Peptide-mediated enhanced adhesion to fibronectin boosts the functionality of MSCs.
Fibronectin (FN) is one of the extra-cellular matrix proteins critically involved in HSC-MSC communication [28]. First, I examined whether TGFβ1 enhances the secretion of cellular fibronectin in the BMSCs. When the control and TGF-treated BMSCs were immuno-stained with an antibody to cellular fibronectin (Sigma), I found that the BMSC*TGF exhibited a denser meshwork of cellular fibronectin on them when compared to the control BMSCs (Fig. S1a). Use of monensin (Sigma, 2 µM, added 1 hr. before TGF) to block trans-Golgi transport to visualize intracellular proteins [29] before the addition of TGFβ1 facilitated the detection of intracellular FN secreted by the BMSCs secreted FN in response to TGFβ1(Fig. S1a, lower panels).
Then I examined the effect of applying a bioactive FN-adhesion-promoting peptide (Bachem) on the BMSCs’ hematopoiesis-supportive ability. I found that the MNCs interacting with the BMSCs primed with FN-adhesion promoting peptide (BMSC*FN-pep; overnight treatment) produced a significantly higher number of CFU than those interacting with the control BMSCs (Fig. 3a).
These data suggested that promoting the adhesion of BMSCs to FN enhances their hematopoiesis-supportive ability significantly. The octapeptide used in this study contains sequences from the heparin-binding domain of fibronectin, and it is a potent inducer of focal adhesion formation. Focal adhesions connect the cells to the ECM molecules so that extra-cellular signals get transmitted inside cells. These adhesions also regulate the osteoblastic differentiation of the MSCs [30]. Since osteoblasts support hematopoiesis [31,32], it will be interesting to identify whether HSC-supportive osteoblastic genes get quickly activated by this peptide in the BMSCs (≤ 18 hrs.).

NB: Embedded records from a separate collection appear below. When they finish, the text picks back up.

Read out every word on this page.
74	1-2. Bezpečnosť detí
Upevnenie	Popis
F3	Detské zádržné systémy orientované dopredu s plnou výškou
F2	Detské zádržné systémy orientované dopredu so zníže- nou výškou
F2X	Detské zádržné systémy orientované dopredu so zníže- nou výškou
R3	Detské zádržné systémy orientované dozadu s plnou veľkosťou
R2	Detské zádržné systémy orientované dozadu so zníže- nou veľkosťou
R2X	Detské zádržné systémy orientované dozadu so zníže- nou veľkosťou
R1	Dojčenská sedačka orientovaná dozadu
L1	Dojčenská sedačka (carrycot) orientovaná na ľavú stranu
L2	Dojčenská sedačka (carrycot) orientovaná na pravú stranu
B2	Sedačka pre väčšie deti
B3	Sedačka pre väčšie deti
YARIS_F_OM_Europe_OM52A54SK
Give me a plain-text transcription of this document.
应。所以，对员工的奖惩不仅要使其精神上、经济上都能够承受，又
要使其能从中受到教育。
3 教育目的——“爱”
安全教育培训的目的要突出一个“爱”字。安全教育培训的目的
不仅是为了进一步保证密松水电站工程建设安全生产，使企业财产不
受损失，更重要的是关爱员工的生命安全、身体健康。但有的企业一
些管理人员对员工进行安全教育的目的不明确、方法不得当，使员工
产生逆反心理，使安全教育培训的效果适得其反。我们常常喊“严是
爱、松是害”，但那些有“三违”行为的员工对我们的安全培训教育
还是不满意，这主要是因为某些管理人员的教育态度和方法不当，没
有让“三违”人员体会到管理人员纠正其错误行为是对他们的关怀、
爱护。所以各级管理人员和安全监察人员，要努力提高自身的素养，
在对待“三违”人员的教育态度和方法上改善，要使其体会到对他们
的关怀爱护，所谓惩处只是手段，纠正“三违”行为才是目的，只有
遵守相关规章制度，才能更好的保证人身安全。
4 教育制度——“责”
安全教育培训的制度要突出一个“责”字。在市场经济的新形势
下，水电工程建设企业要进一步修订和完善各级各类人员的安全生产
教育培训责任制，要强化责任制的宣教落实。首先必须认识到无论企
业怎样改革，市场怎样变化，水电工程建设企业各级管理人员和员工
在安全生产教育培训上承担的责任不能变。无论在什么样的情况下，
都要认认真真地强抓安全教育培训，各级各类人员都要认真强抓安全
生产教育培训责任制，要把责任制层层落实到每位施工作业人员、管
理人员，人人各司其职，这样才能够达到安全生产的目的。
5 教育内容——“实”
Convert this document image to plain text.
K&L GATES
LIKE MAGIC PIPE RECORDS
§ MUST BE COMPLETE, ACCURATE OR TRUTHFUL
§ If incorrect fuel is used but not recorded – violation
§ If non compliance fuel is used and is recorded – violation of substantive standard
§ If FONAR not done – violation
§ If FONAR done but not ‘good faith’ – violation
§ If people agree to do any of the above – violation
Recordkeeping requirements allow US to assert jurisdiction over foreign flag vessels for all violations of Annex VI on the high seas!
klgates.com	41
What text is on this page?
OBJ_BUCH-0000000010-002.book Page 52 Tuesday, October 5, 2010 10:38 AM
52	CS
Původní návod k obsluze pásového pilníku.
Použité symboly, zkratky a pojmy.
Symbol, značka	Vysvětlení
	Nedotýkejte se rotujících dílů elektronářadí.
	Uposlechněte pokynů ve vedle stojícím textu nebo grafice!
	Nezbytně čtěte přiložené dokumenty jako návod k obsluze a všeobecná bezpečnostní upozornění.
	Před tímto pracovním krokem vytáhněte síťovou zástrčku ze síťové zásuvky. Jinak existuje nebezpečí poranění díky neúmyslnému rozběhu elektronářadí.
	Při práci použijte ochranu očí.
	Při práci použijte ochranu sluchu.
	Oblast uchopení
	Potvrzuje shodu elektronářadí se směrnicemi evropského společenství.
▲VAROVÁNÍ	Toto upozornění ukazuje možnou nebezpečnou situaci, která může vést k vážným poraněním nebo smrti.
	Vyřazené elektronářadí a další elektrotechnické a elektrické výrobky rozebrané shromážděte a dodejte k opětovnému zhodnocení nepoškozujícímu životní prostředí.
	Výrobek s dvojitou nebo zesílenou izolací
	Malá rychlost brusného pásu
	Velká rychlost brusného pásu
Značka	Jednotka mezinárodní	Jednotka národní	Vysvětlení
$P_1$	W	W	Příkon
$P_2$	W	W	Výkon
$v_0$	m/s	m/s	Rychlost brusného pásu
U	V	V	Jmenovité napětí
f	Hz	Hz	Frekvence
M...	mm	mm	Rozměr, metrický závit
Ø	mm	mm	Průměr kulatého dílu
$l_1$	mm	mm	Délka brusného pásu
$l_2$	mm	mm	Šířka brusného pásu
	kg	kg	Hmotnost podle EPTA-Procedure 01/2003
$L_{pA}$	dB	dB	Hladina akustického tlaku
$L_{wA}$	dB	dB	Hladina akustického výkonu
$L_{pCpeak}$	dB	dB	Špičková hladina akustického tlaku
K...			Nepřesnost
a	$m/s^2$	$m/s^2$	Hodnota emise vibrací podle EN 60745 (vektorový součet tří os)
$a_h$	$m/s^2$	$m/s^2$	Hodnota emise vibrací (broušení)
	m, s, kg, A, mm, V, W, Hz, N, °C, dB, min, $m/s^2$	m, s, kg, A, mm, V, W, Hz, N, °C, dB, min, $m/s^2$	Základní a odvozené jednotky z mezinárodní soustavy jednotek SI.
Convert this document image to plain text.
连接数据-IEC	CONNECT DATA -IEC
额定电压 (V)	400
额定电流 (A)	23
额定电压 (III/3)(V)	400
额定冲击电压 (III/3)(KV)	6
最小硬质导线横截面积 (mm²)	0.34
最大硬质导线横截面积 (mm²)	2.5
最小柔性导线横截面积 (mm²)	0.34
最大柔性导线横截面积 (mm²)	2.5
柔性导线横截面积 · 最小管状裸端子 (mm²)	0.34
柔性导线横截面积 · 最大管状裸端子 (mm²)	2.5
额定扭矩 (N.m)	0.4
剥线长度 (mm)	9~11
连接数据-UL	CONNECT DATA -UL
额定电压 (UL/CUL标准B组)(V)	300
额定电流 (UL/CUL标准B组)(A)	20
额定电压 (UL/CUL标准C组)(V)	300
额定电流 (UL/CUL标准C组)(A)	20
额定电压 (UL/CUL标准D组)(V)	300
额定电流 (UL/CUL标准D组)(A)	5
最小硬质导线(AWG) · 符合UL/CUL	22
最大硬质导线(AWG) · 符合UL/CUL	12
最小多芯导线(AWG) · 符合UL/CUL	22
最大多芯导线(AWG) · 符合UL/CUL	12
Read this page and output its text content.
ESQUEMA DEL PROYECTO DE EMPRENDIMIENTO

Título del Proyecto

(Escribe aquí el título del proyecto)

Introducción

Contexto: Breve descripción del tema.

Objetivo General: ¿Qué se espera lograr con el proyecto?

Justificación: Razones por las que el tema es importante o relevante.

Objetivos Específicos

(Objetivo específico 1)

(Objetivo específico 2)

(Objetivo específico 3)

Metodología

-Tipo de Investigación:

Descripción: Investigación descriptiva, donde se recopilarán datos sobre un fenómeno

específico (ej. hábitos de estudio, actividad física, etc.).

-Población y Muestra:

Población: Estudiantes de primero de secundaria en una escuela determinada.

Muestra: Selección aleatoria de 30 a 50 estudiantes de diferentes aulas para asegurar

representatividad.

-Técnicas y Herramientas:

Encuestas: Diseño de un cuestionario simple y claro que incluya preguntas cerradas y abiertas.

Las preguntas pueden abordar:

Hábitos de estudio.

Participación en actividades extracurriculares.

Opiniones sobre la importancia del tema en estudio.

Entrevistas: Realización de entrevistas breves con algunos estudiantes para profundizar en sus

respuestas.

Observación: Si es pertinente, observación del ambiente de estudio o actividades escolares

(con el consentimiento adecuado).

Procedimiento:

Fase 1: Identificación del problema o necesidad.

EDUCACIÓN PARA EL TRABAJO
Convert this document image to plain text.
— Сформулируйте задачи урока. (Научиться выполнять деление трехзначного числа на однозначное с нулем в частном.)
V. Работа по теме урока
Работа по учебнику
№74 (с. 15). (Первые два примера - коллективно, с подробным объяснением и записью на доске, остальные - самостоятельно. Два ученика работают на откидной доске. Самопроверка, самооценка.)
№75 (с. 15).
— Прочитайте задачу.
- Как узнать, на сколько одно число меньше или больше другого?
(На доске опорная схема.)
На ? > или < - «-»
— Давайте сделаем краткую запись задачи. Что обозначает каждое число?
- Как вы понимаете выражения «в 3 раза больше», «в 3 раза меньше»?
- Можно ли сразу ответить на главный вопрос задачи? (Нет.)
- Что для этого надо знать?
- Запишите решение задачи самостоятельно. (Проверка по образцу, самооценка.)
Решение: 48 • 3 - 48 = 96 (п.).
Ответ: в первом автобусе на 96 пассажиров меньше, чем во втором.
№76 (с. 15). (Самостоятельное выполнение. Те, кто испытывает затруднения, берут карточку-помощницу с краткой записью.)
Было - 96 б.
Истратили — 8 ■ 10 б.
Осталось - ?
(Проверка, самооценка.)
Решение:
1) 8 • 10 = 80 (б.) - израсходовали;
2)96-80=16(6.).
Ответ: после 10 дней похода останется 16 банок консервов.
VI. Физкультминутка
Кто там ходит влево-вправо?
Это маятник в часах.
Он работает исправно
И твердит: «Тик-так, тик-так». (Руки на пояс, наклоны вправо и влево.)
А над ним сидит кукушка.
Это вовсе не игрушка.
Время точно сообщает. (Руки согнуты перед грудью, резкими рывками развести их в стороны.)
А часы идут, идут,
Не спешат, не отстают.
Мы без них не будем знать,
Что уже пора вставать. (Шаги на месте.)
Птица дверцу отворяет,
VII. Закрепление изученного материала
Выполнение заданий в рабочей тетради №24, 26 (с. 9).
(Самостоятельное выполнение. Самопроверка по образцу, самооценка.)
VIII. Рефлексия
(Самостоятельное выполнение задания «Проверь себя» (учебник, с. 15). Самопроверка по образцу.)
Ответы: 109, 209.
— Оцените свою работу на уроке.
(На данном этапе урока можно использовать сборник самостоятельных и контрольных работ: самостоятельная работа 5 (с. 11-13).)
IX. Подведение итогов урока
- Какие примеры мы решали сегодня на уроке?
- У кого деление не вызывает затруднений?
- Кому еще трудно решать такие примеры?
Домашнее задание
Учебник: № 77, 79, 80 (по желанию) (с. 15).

The binding of exogenous RGD peptides elevates intracellular calcium and initiates downstream integrin-mediated signaling [33]. These peptides also enhance the attachment of cells to various ECM components like fibronectin [34]. Since cyclic RGD is more stable in solution than the linear one [35], I treated the BMSCs with cyclic RGD peptide (Bachem; 10µg) overnight. As seen in Fig. 3b, the cells interacting with cyclo-RGD-primed BMSCs also gave a significantly higher number of colonies than their control counterparts. RGD is the principal integrin-binding domain present within several ECM proteins and thus can bind to multiple integrin species. The use of RGD, instead of the native ECM molecules, reduces the risk of immunological reactivity or pathogen transfer associated with the ECM proteins derived from animals or cadavers. Also, synthesizing RGD peptides is relatively inexpensive, which would be advantageous in clinical settings. Coupling of such bioactive peptides with various biomaterials might be more effective in priming the BMSCs.
My data underscore the importance of FN-mediated adhesions of BMSCs in their hematopoiesis-supportive ability.